Adam Greenfield – Elements of a Networked Urbanism

By end of 2008, more then half the world’s human population lived in cities (U.N.). By end end of 2012, networked sensors will account for 20% of non-video Internet traffic (Gartner)

Cities as open APIs, where every resource has a 128 bit address, if not its every component. A world of dynamic responses, its constants becoming variable (building membrane responding to CO2 levels or a road responding to traffic).

If everything is so adaptable, isn’t there going to be a loss of sense of space for people? If latent information becomes explicit, aren’t we going to become uncomfortable (imagine you have TOO MUCH information about your local restaurant and pub and police force)?

Moving from a browse behavior to a search behavior, from a held information environment to a shared one: curating and re-releasing things, like packages of urban experience (e.g. secret information now: where to get shirts ironed fast and cheaply). From object to service, from vehicle to mobility, from ownership to use.

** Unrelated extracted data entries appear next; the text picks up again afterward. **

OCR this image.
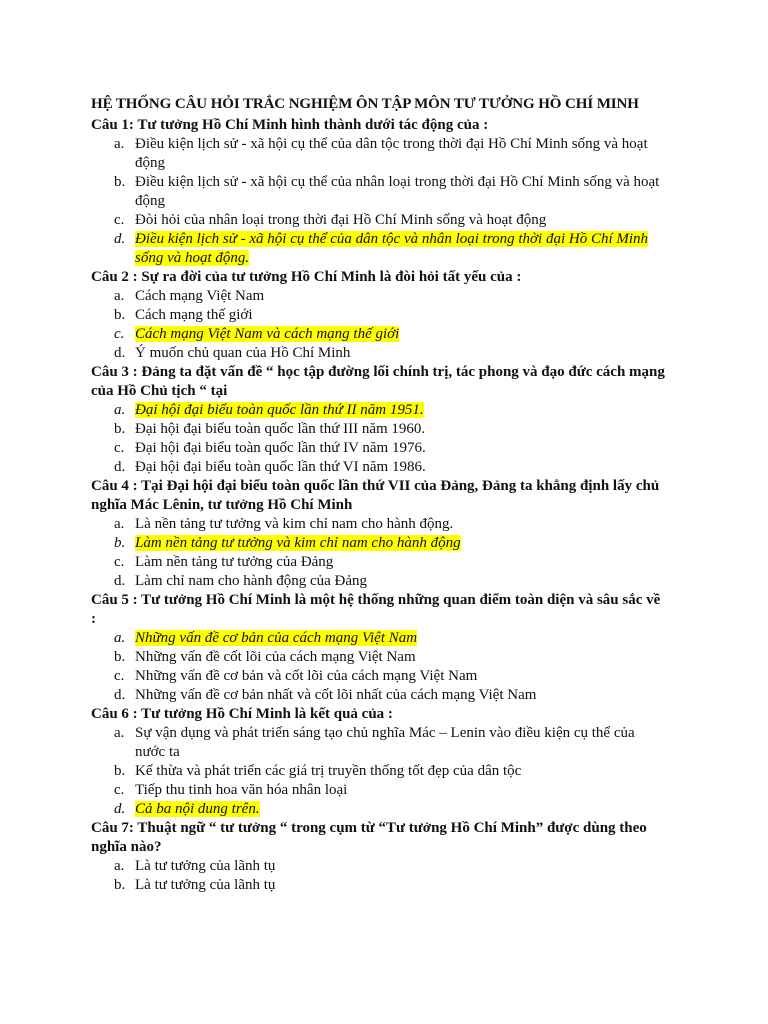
HỆ THỐNG CÂU HỎI TRẮC NGHIỆM ÔN TẬP MÔN TƯ TƯỞNG HỒ CHÍ MINH
Câu 1: Tư tưởng Hồ Chí Minh hình thành dưới tác động của :
a. Điều kiện lịch sử - xã hội cụ thể của dân tộc trong thời đại Hồ Chí Minh sống và hoạt động
b. Điều kiện lịch sử - xã hội cụ thể của nhân loại trong thời đại Hồ Chí Minh sống và hoạt động
c. Đòi hỏi của nhân loại trong thời đại Hồ Chí Minh sống và hoạt động
d. Điều kiện lịch sử - xã hội cụ thể của dân tộc và nhân loại trong thời đại Hồ Chí Minh sống và hoạt động.
Câu 2 : Sự ra đời của tư tưởng Hồ Chí Minh là đòi hỏi tất yếu của :
a. Cách mạng Việt Nam
b. Cách mạng thế giới
c. Cách mạng Việt Nam và cách mạng thế giới
d. Ý muốn chủ quan của Hồ Chí Minh
Câu 3 : Đảng ta đặt vấn đề “ học tập đường lối chính trị, tác phong và đạo đức cách mạng của Hồ Chủ tịch “ tại
a. Đại hội đại biểu toàn quốc lần thứ II năm 1951.
b. Đại hội đại biểu toàn quốc lần thứ III năm 1960.
c. Đại hội đại biểu toàn quốc lần thứ IV năm 1976.
d. Đại hội đại biểu toàn quốc lần thứ VI năm 1986.
Câu 4 : Tại Đại hội đại biểu toàn quốc lần thứ VII của Đảng, Đảng ta khẳng định lấy chủ nghĩa Mác Lênin, tư tưởng Hồ Chí Minh
a. Là nền tảng tư tưởng và kim chỉ nam cho hành động.
b. Làm nền tảng tư tưởng và kim chỉ nam cho hành động
c. Làm nền tảng tư tưởng của Đảng
d. Làm chỉ nam cho hành động của Đảng
Câu 5 : Tư tưởng Hồ Chí Minh là một hệ thống những quan điểm toàn diện và sâu sắc về :
a. Những vấn đề cơ bản của cách mạng Việt Nam
b. Những vấn đề cốt lõi của cách mạng Việt Nam
c. Những vấn đề cơ bản và cốt lõi của cách mạng Việt Nam
d. Những vấn đề cơ bản nhất và cốt lõi nhất của cách mạng Việt Nam
Câu 6 : Tư tưởng Hồ Chí Minh là kết quả của :
a. Sự vận dụng và phát triển sáng tạo chủ nghĩa Mác – Lenin vào điều kiện cụ thể của nước ta
b. Kế thừa và phát triển các giá trị truyền thống tốt đẹp của dân tộc
c. Tiếp thu tinh hoa văn hóa nhân loại
d. Cả ba nội dung trên.
Câu 7: Thuật ngữ “ tư tưởng “ trong cụm từ “Tư tưởng Hồ Chí Minh” được dùng theo nghĩa nào?
a. Là tư tưởng của lãnh tụ
b. Là tư tưởng của lãnh tụ
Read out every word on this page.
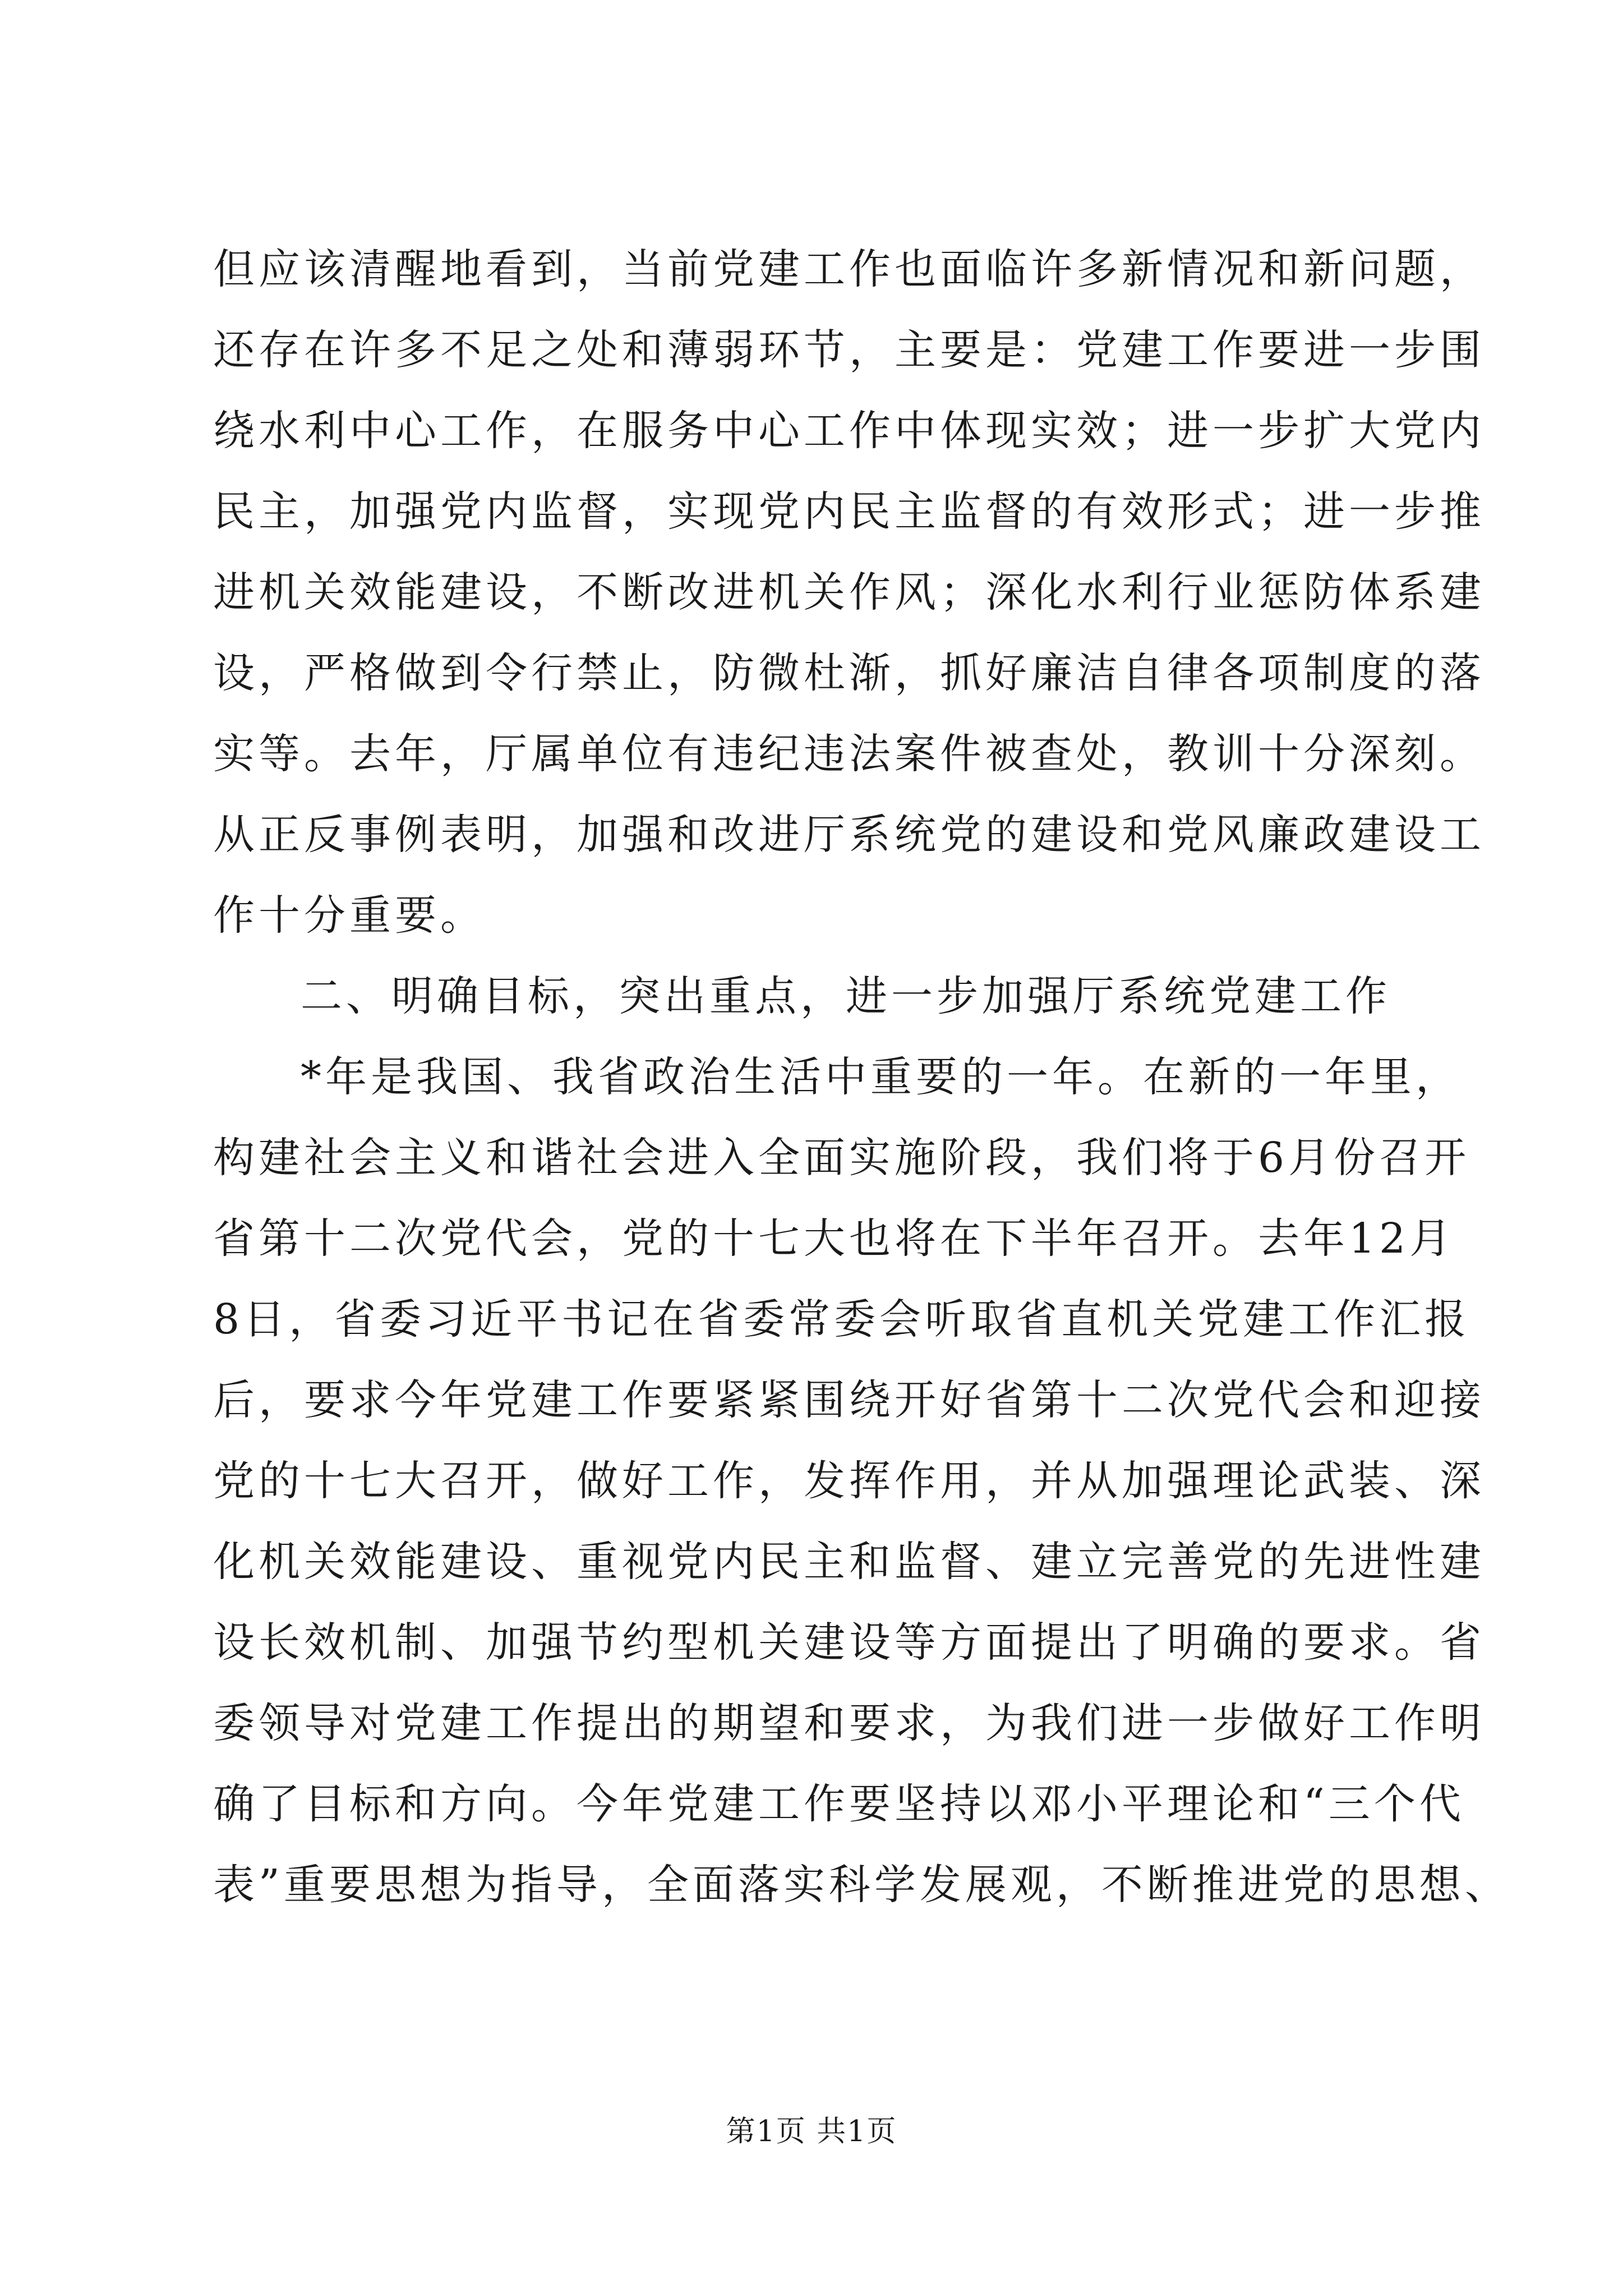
但应该清醒地看到，当前党建工作也面临许多新情况和新问题，
还存在许多不足之处和薄弱环节，主要是：党建工作要进一步围
绕水利中心工作，在服务中心工作中体现实效；进一步扩大党内
民主，加强党内监督，实现党内民主监督的有效形式；进一步推
进机关效能建设，不断改进机关作风；深化水利行业惩防体系建
设，严格做到令行禁止，防微杜渐，抓好廉洁自律各项制度的落
实等。去年，厅属单位有违纪违法案件被查处，教训十分深刻。
从正反事例表明，加强和改进厅系统党的建设和党风廉政建设工
作十分重要。
二、明确目标，突出重点，进一步加强厅系统党建工作
*年是我国、我省政治生活中重要的一年。在新的一年里，
构建社会主义和谐社会进入全面实施阶段，我们将于6月份召开
省第十二次党代会，党的十七大也将在下半年召开。去年12月
8日，省委习近平书记在省委常委会听取省直机关党建工作汇报
后，要求今年党建工作要紧紧围绕开好省第十二次党代会和迎接
党的十七大召开，做好工作，发挥作用，并从加强理论武装、深
化机关效能建设、重视党内民主和监督、建立完善党的先进性建
设长效机制、加强节约型机关建设等方面提出了明确的要求。省
委领导对党建工作提出的期望和要求，为我们进一步做好工作明
确了目标和方向。今年党建工作要坚持以邓小平理论和“三个代
表”重要思想为指导，全面落实科学发展观，不断推进党的思想、
第1页 共1页
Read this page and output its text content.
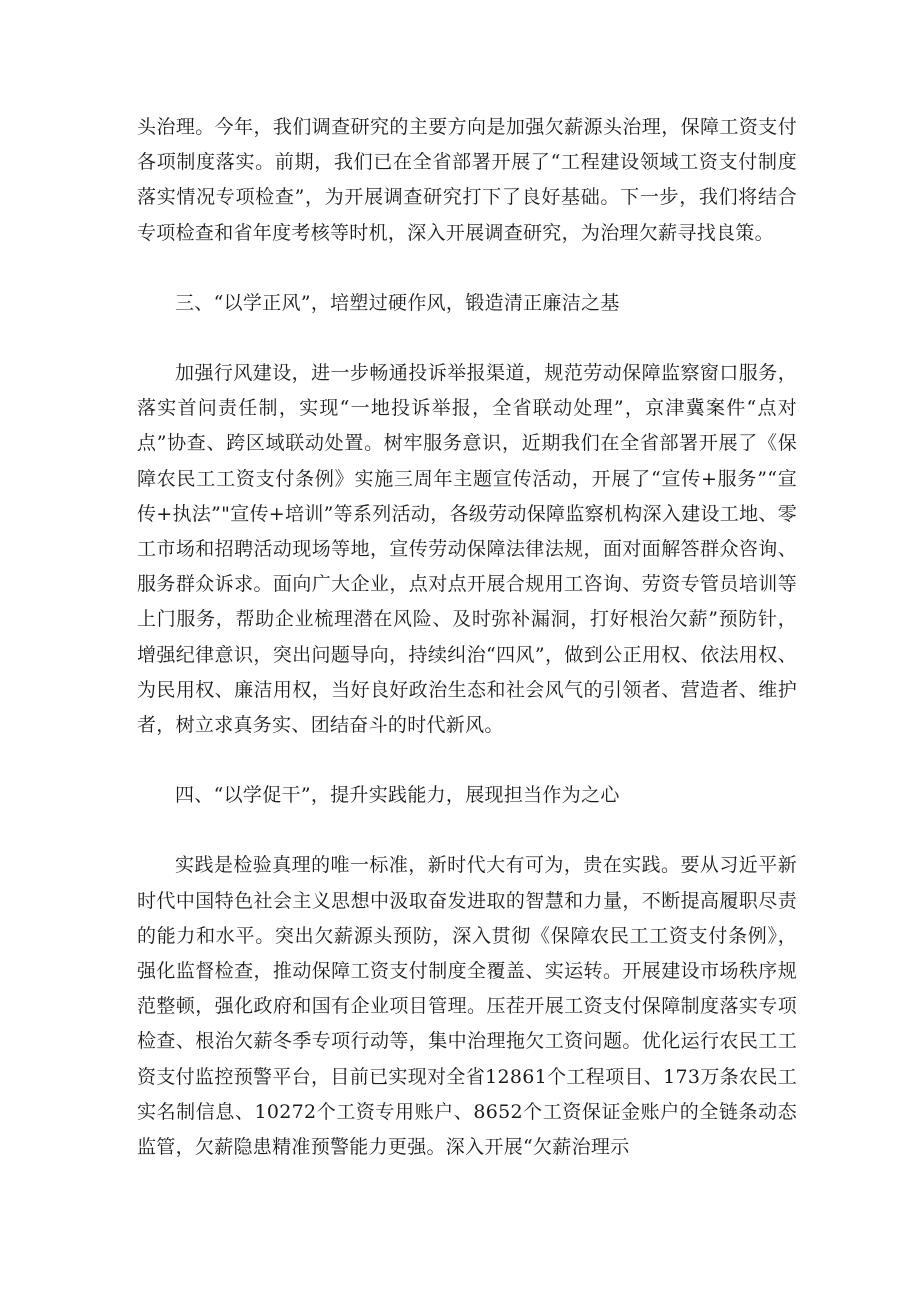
头治理。今年，我们调查研究的主要方向是加强欠薪源头治理，保障工资支付各项制度落实。前期，我们已在全省部署开展了“工程建设领域工资支付制度落实情况专项检查”，为开展调查研究打下了良好基础。下一步，我们将结合专项检查和省年度考核等时机，深入开展调查研究，为治理欠薪寻找良策。

三、“以学正风”，培塑过硬作风，锻造清正廉洁之基

加强行风建设，进一步畅通投诉举报渠道，规范劳动保障监察窗口服务，落实首问责任制，实现“一地投诉举报，全省联动处理”，京津冀案件“点对点”协查、跨区域联动处置。树牢服务意识，近期我们在全省部署开展了《保障农民工工资支付条例》实施三周年主题宣传活动，开展了“宣传+服务”“宣传+执法”"宣传+培训”等系列活动，各级劳动保障监察机构深入建设工地、零工市场和招聘活动现场等地，宣传劳动保障法律法规，面对面解答群众咨询、服务群众诉求。面向广大企业，点对点开展合规用工咨询、劳资专管员培训等上门服务，帮助企业梳理潜在风险、及时弥补漏洞，打好根治欠薪”预防针，增强纪律意识，突出问题导向，持续纠治“四风”，做到公正用权、依法用权、为民用权、廉洁用权，当好良好政治生态和社会风气的引领者、营造者、维护者，树立求真务实、团结奋斗的时代新风。

四、“以学促干”，提升实践能力，展现担当作为之心

实践是检验真理的唯一标准，新时代大有可为，贵在实践。要从习近平新时代中国特色社会主义思想中汲取奋发进取的智慧和力量，不断提高履职尽责的能力和水平。突出欠薪源头预防，深入贯彻《保障农民工工资支付条例》，强化监督检查，推动保障工资支付制度全覆盖、实运转。开展建设市场秩序规范整顿，强化政府和国有企业项目管理。压茬开展工资支付保障制度落实专项检查、根治欠薪冬季专项行动等，集中治理拖欠工资问题。优化运行农民工工资支付监控预警平台，目前已实现对全省12861个工程项目、173万条农民工实名制信息、10272个工资专用账户、8652个工资保证金账户的全链条动态监管，欠薪隐患精准预警能力更强。深入开展“欠薪治理示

What if information, including personal history, never expires anymore, but persists? What if, at the same time, we are not longer passive but interactive, actively engaging in curating our city? What if wayfinding turns into wayshowing (take this subway car to exit onto that street—makes me think of Tube Exits, the iPhone app). However, this can be disempowering, as technology fails—all networks fail.

A city of such potential, fully networked to the point of garbage bin RFID chips, is being build in Korea: New Songdo City is a U-City = ubiquitous city (see ubiquitous computing).

Transition from community to network is troublesome. Community exists through cohesion based on plausible liability, on the nodding conversation level, and the interesting things happen where there’s a gap: in income, in habits, in ethnicity, etc. The current urban trend towards homogenization in a SN type of network fashion (do think Facebook) is threatening: too much information on your neighbors ruins community, too explicit knowledge (this neighborhood is Tory or Scientologic) creates a suburban feeling, rather than the urban one we were after when we decided to live in a city.

To avoid these mistakes, we need good urban design, we need to bring, next to technology, the best human contributions: intelligence, sensitivity, tact, delicacy. We need to contribute in design ourselves and become a constituent rather than a consumer.

Thoughts? Definitely a good coming together of various concepts and theories. I hoped, however, that there would be more about the future rather than the present.